“Yeniden başlamaya gücün var mı” diye sordum. Sadece yüzüme
baktı. Bu yaştan sonra mı bütün bu yaşadıklarımdan sonra mı? Ne varmış senin
yaşadıklarında, dedim. Senin yaşadıklarının bu dünyada sadece senin başına
gelme olasılığı nedir, diye sordum. Dünya yüzünde başımıza gelen her şeyi yaşayan
binlerce insan var, dedim. Herkes senin gibi düşünüp bir köşeye çekilseydi nice
olurdu halimiz. Adeta bir yanlışlar dünyasındayız. Yeniyoruz, yeniliyoruz,
kırılıp dökülüyoruz ama yine de ayağa kalkıyoruz. Çünkü bu hayat başka türlü
yaşamaya anlam yüklemiyor, dedim.
***
Bu onu son görüşümdü. Giderken bir daha seans almaya
gelmeyeceğini biliyordum. Bazen gerçekten yeniden başlamaya gücümüz mü yetmez
yoksa nereden başlayacağımızı bilmediğimiz kocaman bir denklem haline mi gelir
başlamak? Sanırım bunun cevabını inanç kalıplarımızda aramamız gerekir
öncelikle. Her insan bir aileye doğar ve o ailenin yaşam biçimi içinde ilk
kalıplarını oluşturur. Henüz bir şey yaşamamışsınızdır ancak aileniz pek çok
yaşanmışlık içinde sağlam düşünce kalıplarına sahiptir.
***
Siz büyürken defalarca aile büyüklerinizden bu hikayeleri
dinlersiniz. Kendi hikayelerinizmiş gibi benimsemekten başka çareniz yoktur.

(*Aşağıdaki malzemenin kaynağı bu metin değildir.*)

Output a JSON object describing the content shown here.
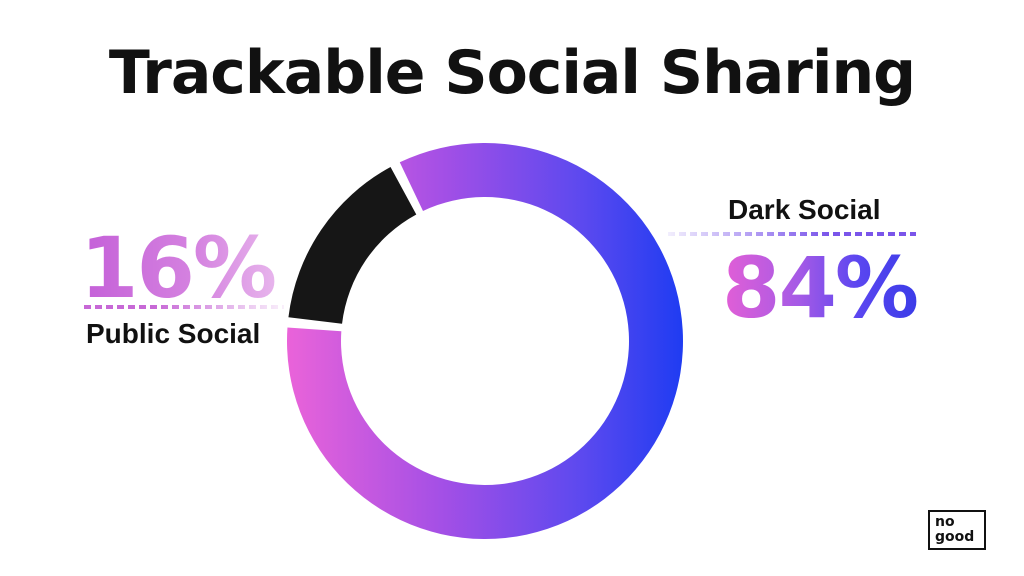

Defalarca duyduğunuz her şey sizin de gerçeğiniz oluverir. Bunları sorgulama
yeteneğiniz gelişene kadar asla sorgulamazsınız. Bu düşünceler hepimizde bir
konfor alanı oluşturur. Düşünsenize sizden önce bulunmuş cevaplar var ve siz
yeni cevaplar bulmak zorunda değilsiniz. Ta ki bir şeyler sizi rahatsız edene
dek.
***
Zamanla sizin de yaşanmışlıklarınız girer devreye.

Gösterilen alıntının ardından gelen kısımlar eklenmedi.